The most significant detail which Nolan seems to have borrowed from Starlin and Wrightson, however, is a psychological revelation, one which Bruce confides to Jason as he attempts to piece himself together after Jason rescued him from Blackfire’s thrall. “I’ve been fooling myself all these years . . .” Bruce tells his sidekick. “Always claimed I became the Batman to avenge the death of parents . . . to fight crime. That was a lie. I really did it to overcome the fear.” Nolan placed fear front and center in Batman Begins, as a motivator throughout – even the symbol of the bat, in Nolan’s take, was something that Bruce himself was afraid of, a literal becoming of his own fears as a means of overtaking them. This remarkably simple but inspired notion gets its first, or at least most explicit, textual mention in The Cult, and it works wonders to instill the terse and clench-jawed Frank Miller-inspired Dark Knight with both nuance and humanity. The story tears Batman down, and leaves him vulnerable, which has the bonus effect of thrusting Jason Todd into a take-charge role. It’s a role he fills wonderfully, showing glimmers of the personality that won’t fully come to fruition until he assumes the identity of Red Hood much, much later: this Robin is a brawler who is never quite as happy as he is in the thick of a fight.

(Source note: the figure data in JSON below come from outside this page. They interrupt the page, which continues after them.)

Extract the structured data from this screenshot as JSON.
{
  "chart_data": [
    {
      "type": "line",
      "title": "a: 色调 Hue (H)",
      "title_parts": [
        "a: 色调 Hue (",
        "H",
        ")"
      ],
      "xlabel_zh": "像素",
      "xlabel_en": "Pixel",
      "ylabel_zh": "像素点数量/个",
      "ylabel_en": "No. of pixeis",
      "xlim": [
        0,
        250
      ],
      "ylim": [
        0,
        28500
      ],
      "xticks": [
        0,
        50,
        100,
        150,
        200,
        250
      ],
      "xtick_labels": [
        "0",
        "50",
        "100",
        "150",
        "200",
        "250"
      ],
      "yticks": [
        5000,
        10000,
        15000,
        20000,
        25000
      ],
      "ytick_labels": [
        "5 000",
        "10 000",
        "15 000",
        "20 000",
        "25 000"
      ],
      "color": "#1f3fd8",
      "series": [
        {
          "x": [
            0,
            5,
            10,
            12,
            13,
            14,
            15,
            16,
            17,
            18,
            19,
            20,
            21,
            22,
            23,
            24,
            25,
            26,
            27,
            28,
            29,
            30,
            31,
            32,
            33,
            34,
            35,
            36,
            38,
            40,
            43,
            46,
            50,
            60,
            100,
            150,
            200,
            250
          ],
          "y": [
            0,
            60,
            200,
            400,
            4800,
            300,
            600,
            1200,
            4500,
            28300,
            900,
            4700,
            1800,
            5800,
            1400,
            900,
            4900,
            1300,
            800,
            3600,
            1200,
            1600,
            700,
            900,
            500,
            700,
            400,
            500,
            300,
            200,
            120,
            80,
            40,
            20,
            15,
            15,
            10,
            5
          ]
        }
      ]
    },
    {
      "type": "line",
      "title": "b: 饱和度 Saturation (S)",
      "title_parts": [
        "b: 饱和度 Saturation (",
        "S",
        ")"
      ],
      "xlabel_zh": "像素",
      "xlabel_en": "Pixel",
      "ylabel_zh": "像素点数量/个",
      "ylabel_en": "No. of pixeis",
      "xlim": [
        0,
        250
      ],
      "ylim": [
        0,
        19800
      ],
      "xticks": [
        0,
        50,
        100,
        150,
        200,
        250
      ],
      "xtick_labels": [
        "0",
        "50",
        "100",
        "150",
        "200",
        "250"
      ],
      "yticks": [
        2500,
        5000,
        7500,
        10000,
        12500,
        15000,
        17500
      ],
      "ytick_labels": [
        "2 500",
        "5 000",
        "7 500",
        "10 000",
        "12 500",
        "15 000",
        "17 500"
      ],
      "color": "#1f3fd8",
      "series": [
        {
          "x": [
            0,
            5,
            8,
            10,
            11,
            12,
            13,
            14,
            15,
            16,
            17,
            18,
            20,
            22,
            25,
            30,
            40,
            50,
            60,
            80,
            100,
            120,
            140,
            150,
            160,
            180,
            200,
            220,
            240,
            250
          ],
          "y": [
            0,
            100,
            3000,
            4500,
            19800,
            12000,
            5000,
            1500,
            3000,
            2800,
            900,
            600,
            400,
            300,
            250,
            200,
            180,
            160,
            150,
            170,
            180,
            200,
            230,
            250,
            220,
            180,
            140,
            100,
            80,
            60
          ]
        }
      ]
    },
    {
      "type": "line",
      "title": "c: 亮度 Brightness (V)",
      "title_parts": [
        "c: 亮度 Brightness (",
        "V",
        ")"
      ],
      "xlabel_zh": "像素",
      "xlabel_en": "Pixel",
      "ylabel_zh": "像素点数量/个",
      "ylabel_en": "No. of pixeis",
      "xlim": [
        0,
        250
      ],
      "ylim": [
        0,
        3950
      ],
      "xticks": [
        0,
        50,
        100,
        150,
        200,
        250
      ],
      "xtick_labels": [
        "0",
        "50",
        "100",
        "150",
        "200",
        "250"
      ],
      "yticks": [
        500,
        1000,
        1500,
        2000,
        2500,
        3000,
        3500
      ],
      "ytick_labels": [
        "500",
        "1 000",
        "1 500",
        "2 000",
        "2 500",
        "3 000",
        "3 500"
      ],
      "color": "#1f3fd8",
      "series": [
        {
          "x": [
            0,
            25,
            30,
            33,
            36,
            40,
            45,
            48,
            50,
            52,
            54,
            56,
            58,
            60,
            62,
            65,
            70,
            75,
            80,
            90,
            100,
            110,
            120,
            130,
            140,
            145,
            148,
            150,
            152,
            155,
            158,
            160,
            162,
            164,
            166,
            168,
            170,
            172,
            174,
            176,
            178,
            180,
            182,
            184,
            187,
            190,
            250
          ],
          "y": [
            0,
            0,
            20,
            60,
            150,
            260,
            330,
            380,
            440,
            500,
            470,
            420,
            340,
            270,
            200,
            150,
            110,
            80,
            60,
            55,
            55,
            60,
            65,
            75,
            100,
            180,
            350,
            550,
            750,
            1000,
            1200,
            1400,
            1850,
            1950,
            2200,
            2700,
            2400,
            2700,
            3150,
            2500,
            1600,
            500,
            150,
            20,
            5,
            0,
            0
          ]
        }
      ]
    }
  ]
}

Overall, both The Cult and Holy Smoke are tremendous successes: both dark, sure, but not using that darkness just for the sake of itself, employing it instead as a backdrop against which it sets some interesting and complex ideas and flavors. Given the ambition of both this book and this beer, it is impressive how effectively each achieves precisely what it sets out to – even making it look easy, as only those who have really mastered their craft can.